La rébellion des historiens, qui a retenu toutes les attentions, est dans le fond un simple mouvement corporatiste. Énonçant à juste titre que, spécialistes d’une discipline relevant des sciences sociales, ils n’avaient pas de consignes à recevoir du législateur, et devaient conserver leur indépendance intellectuelle et leur liberté de recherche, ils ont fait porter le débat sur le refus d’une « histoire officielle ». Ce débat a permis de mêler dans une même critique – et, partant, dans la plus grande confusion – diverses lois rapidement qualifiées de « mémorielles », qui n’avaient pourtant entre elles pas grand chose à voir : une loi mettant au nombre des délits de presse passibles de sanctions pénales, outre la diffamation et l’injure raciale, la contestation de la destruction des Juifs d’Europe par les nazis au cours de la seconde guerre mondiale ; une loi affirmant que les massacres perpétrés en 1915 contre les Arméniens de Turquie constituaient un génocide ; une loi affirmant que la traite transatlantique avait constitué un crime contre l’humanité ; et notre loi du 23 février 2005, portant « reconnaissance de la Nation aux femmes et aux hommes qui ont participé à l’œuvre » coloniale. Le seul point commun à toutes ces lois, le reproche qui leur est fait, est d’empiéter sur le travail des historiens : notons toutefois que cela ne change pourtant en réalité rien au travail de la recherche historique d’appeler « crime contre l’humanité », ou « monstruosité » la traite négrière, voire de ne pas la qualifier, d’appeler « génocide » ou « tentative d’extermination » le massacre des Arméniens, ou d’appeler « processus » ou « guerre » le combat du peuple algérien pour son indépendance et la résistance militaire à ce combat ; et que personne, de toutes manières, n’interdit d’appeler extermination le génocide, d’appeler monstruosité ou de ne pas qualifier la traite, ou d’appeler guerre le processus visé par la loi du 23 février 2005.
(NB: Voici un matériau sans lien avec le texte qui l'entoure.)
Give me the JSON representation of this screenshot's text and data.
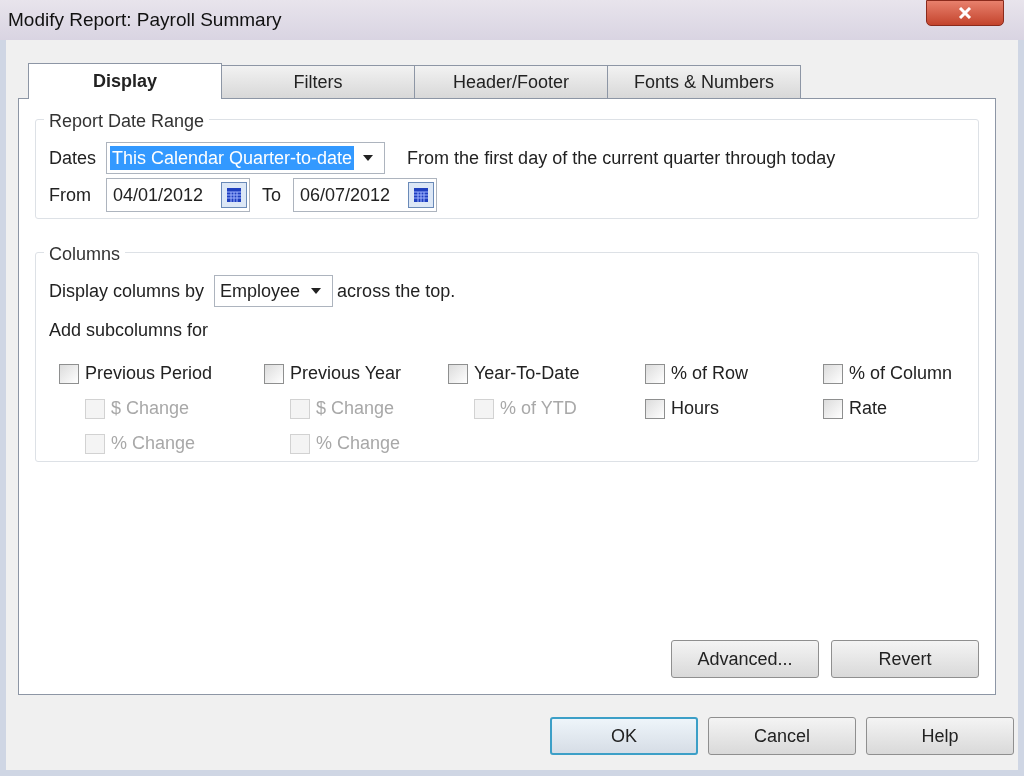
{
  "window": {
    "title": "Modify Report: Payroll Summary"
  },
  "tabs": [
    {
      "label": "Display",
      "selected": true
    },
    {
      "label": "Filters",
      "selected": false
    },
    {
      "label": "Header/Footer",
      "selected": false
    },
    {
      "label": "Fonts & Numbers",
      "selected": false
    }
  ],
  "date_range": {
    "legend": "Report Date Range",
    "dates_label": "Dates",
    "dates_value": "This Calendar Quarter-to-date",
    "dates_description": "From the first day of the current quarter through today",
    "from_label": "From",
    "from_value": "04/01/2012",
    "to_label": "To",
    "to_value": "06/07/2012"
  },
  "columns": {
    "legend": "Columns",
    "display_by_label": "Display columns by",
    "display_by_value": "Employee",
    "display_by_suffix": "across the top.",
    "subcolumns_label": "Add subcolumns for",
    "groups": [
      [
        {
          "label": "Previous Period",
          "checked": false,
          "disabled": false,
          "children": [
            {
              "label": "$ Change",
              "checked": false,
              "disabled": true
            },
            {
              "label": "% Change",
              "checked": false,
              "disabled": true
            }
          ]
        }
      ],
      [
        {
          "label": "Previous Year",
          "checked": false,
          "disabled": false,
          "children": [
            {
              "label": "$ Change",
              "checked": false,
              "disabled": true
            },
            {
              "label": "% Change",
              "checked": false,
              "disabled": true
            }
          ]
        }
      ],
      [
        {
          "label": "Year-To-Date",
          "checked": false,
          "disabled": false,
          "children": [
            {
              "label": "% of YTD",
              "checked": false,
              "disabled": true
            }
          ]
        }
      ],
      [
        {
          "label": "% of Row",
          "checked": false,
          "disabled": false
        },
        {
          "label": "Hours",
          "checked": false,
          "disabled": false
        }
      ],
      [
        {
          "label": "% of Column",
          "checked": false,
          "disabled": false
        },
        {
          "label": "Rate",
          "checked": false,
          "disabled": false
        }
      ]
    ]
  },
  "panel_buttons": [
    "Advanced...",
    "Revert"
  ],
  "dialog_buttons": [
    {
      "label": "OK",
      "default": true
    },
    {
      "label": "Cancel",
      "default": false
    },
    {
      "label": "Help",
      "default": false
    }
  ]
}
Dans le fond, si toutes ces lois – plus d’ailleurs par le débat qu’elles ont suscité que par elles-mêmes – ont à voir avec la manière dont l’histoire prend place dans les consciences, elles ont peu à voir avec l’histoire elle-même. Le « mémoriel » est ici un paravent du politique.

*

Si l’on cherche à comprendre pourquoi c’est sur la question de l’histoire, et non sur la question de la colonisation que s’est focalisé le débat, on comprend vite que c’est pour les mêmes raison qui ont conduit à la loi elle-même : la colonisation, c’est ce que la loi recouvre d’un voile pudique, en refusant de l’appeler par son nom.
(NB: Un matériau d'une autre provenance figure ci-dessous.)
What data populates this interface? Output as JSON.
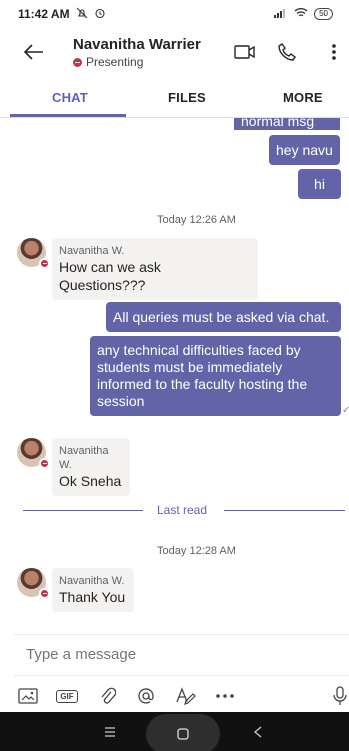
{
  "status_bar": {
    "time": "11:42 AM",
    "battery": "50"
  },
  "header": {
    "name": "Navanitha Warrier",
    "presence": "Presenting"
  },
  "tabs": {
    "chat": "CHAT",
    "files": "FILES",
    "more": "MORE"
  },
  "messages": {
    "partial_top": "normal msg",
    "out1": "hey navu",
    "out2": "hi",
    "time1": "Today 12:26 AM",
    "in1_sender": "Navanitha W.",
    "in1_text": "How can we ask Questions???",
    "out3": "All queries must be asked via chat.",
    "out4": "any technical difficulties faced by students must be immediately informed to the faculty hosting the session",
    "in2_sender": "Navanitha W.",
    "in2_text": "Ok Sneha",
    "last_read": "Last read",
    "time2": "Today 12:28 AM",
    "in3_sender": "Navanitha W.",
    "in3_text": "Thank You"
  },
  "compose": {
    "placeholder": "Type a message"
  },
  "toolbar": {
    "gif_label": "GIF"
  },
  "colors": {
    "accent": "#6264a7",
    "presence": "#c4314b"
  }
}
Plutôt que de faire porter le débat sur ses mécanismes, on a discuté le droit des historiens de le faire en toute liberté. Et plutôt que de s’interroger sur sa réalité comme système de domination, d’exploitation et d’oppression, on s’est penché sur l’existence ou non, pour cette « œuvre », d’un rôle historiquement positif. Une comptabilité d’apothicaire entre les massacres et les centres de soin, entre les travaux forcés et les routes, entre l’oppression culturelle et les écoles, a tenu lieu de réflexion. Il s’est trouvé un homme, chargé d’une mission de réflexion, pour dire qu’à l’évidence, un tel rôle positif existait, ne serait-ce que par l’apport fait aux peuples colonisés de « la culture » et de « l’administration »[6]. Qu’on en sourit ou qu’on s’en alarme n’y change rien : tel est l’état du débat.
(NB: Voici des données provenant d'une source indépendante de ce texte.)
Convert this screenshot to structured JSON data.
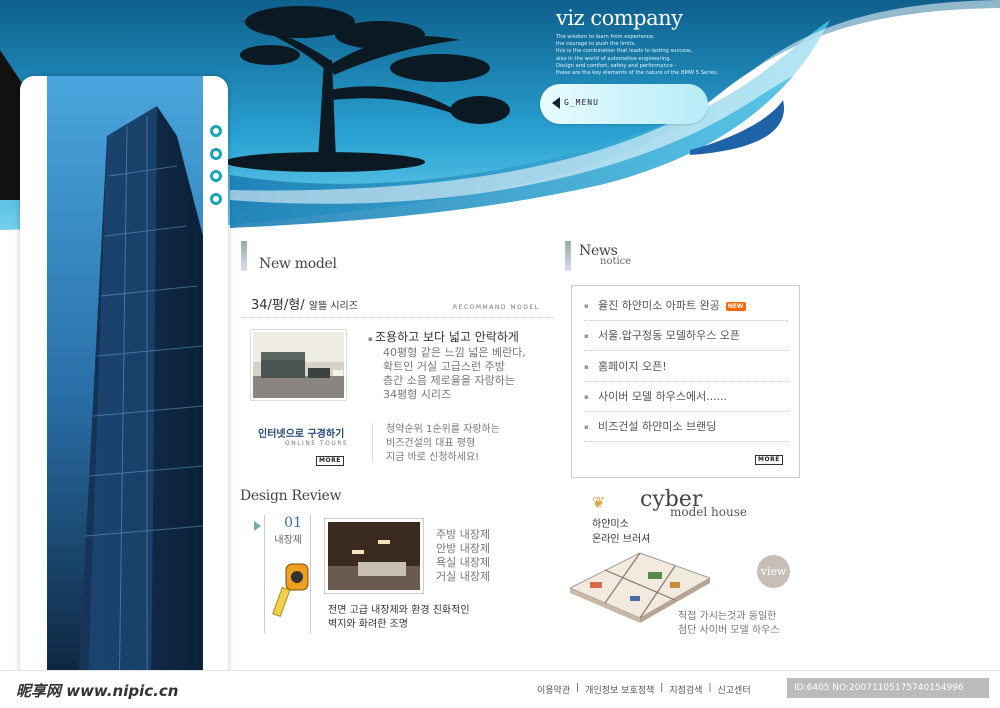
{
  "brand": {
    "title": "viz company",
    "lines": [
      "The wisdom to learn from experience,",
      "the courage to push the limits.",
      "this is the combination that leads to lasting success,",
      "also in the world of automotive engineering.",
      "Design and comfort, safety and performance -",
      "these are the key elements of the nature of the BMW 5 Series."
    ],
    "menu_label": "G_MENU"
  },
  "new_model": {
    "title": "New model",
    "series": "34/평/형/",
    "series_sub": "알뜰 시리즈",
    "tag": "RECOMMAND MODEL",
    "headline": "조용하고 보다 넓고 안락하게",
    "desc": [
      "40평형 같은 느낌 넓은 베란다,",
      "확트인 거실 고급스런 주방",
      "층간 소음 제로율을 자랑하는",
      "34평형 시리즈"
    ],
    "tour_title": "인터넷으로 구경하기",
    "tour_sub": "ONLINE TOURE",
    "more_label": "MORE",
    "promo": [
      "청약순위 1순위를 자랑하는",
      "비즈건설의 대표 평형",
      "지금 바로 신청하세요!"
    ]
  },
  "news": {
    "title": "News",
    "subtitle": "notice",
    "items": [
      {
        "label": "율진 하얀미소  아파트 완공",
        "badge": "NEW"
      },
      {
        "label": "서울.압구정동 모델하우스 오픈",
        "badge": ""
      },
      {
        "label": "홈페이지 오픈!",
        "badge": ""
      },
      {
        "label": "사이버 모델 하우스에서......",
        "badge": ""
      },
      {
        "label": "비즈건설 하얀미소 브랜딩",
        "badge": ""
      }
    ],
    "more_label": "MORE"
  },
  "design_review": {
    "title": "Design Review",
    "number": "01",
    "category": "내장제",
    "list": [
      "주방 내장제",
      "안방 내장제",
      "욕실 내장제",
      "거실 내장제"
    ],
    "caption": [
      "전면 고급 내장제와 환경 친화적인",
      "벽지와 화려한 조명"
    ]
  },
  "cyber": {
    "title": "cyber",
    "subtitle": "model house",
    "brand_lines": [
      "하얀미소",
      "온라인 브러셔"
    ],
    "view_label": "view",
    "caption": [
      "직접 가시는것과 동일한",
      "첨단 사이버 모델 하우스"
    ]
  },
  "footer": {
    "links": [
      "이용약관",
      "개인정보 보호정책",
      "지점검색",
      "신고센터"
    ],
    "separator": "|",
    "watermark": "昵享网 www.nipic.cn",
    "id_text": "ID:6405 NO:20071105175740154996"
  },
  "colors": {
    "accent": "#1aa5b5",
    "sky": "#1d8fc7",
    "dark_blue": "#0f3a5c"
  }
}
La comparaison proposée à cet égard par Christophe Gaudier[7] illustre la médiocrité de cette vision des choses : il ne viendrait à l’idée de personne, évoquant les progrès considérables qu’elle a fait accomplir à la chirurgie et à la médecine, aux sciences et aux techniques, à la géographie et à l’industrie, aux arts et aux sports, de parler du « rôle positif » de la guerre. Faire les comptes des méfaits et des prétendus bienfaits[8] de la colonisation, c’est éviter de la considérer en elle même ; la loi et le débat qui l’ont suivi reposent sur l’idée que la page est tournée : de la colonisation elle-même, il n’y a rien à dire.

C’est ce qui conduit au paradoxe d’analyses comme celle proposée dans le dossier du journal Le Monde, et que l’on évoquait plus haut : pour justifier qu’on parle de « rôle positif » de la colonisation, on classe conquête militaire et domination blanche au rang des dégâts collatéraux, des accessoires dont la condamnation pourrait laisser intact le satisfecit que l’on donne au « reste ». On se prive de comprendre l’aventure coloniale dans sa globalité.

Ce faisant, ce n’est pas, ou pas seulement du passé que l’on parle. La colonisation, conquête violente suivie d’une domination non moins violente, par l’occident chrétien, du reste du monde, est une réalité qui n’appartient pas au passé, mais se poursuit aujourd’hui. On pense bien sûr à la Françafrique, à l’Irak ou à la Palestine[9]. Mais on n’aurait garde d’oublier, en France, ce prolongement des politiques coloniales que sont, d’un côté les « politiques de la ville », et de l’autre les thématiques de « l’intégration »[10]. Transformer en « œuvre » ou en « mission civilisatrice » l’entreprise coloniale, transformer son histoire en bilan des « aspects positifs » et des « aspects négatifs », c’est aussi fermer la voie à une approche des réalités du colonialisme postcolonial qui caractérisent aujourd’hui tant le monde que la société française.

*

C’est ainsi, avec la loi du 23 février 2005, de politique, et de politique seulement qu’il s’agit. En un sens, il est naturel qu’il en aille ainsi : une loi est faite par des parlementaires, femmes et surtout hommes politiques, dont le souci, plus que le passé lointain du monde, est l’avenir immédiat de leur assiette électorale[11].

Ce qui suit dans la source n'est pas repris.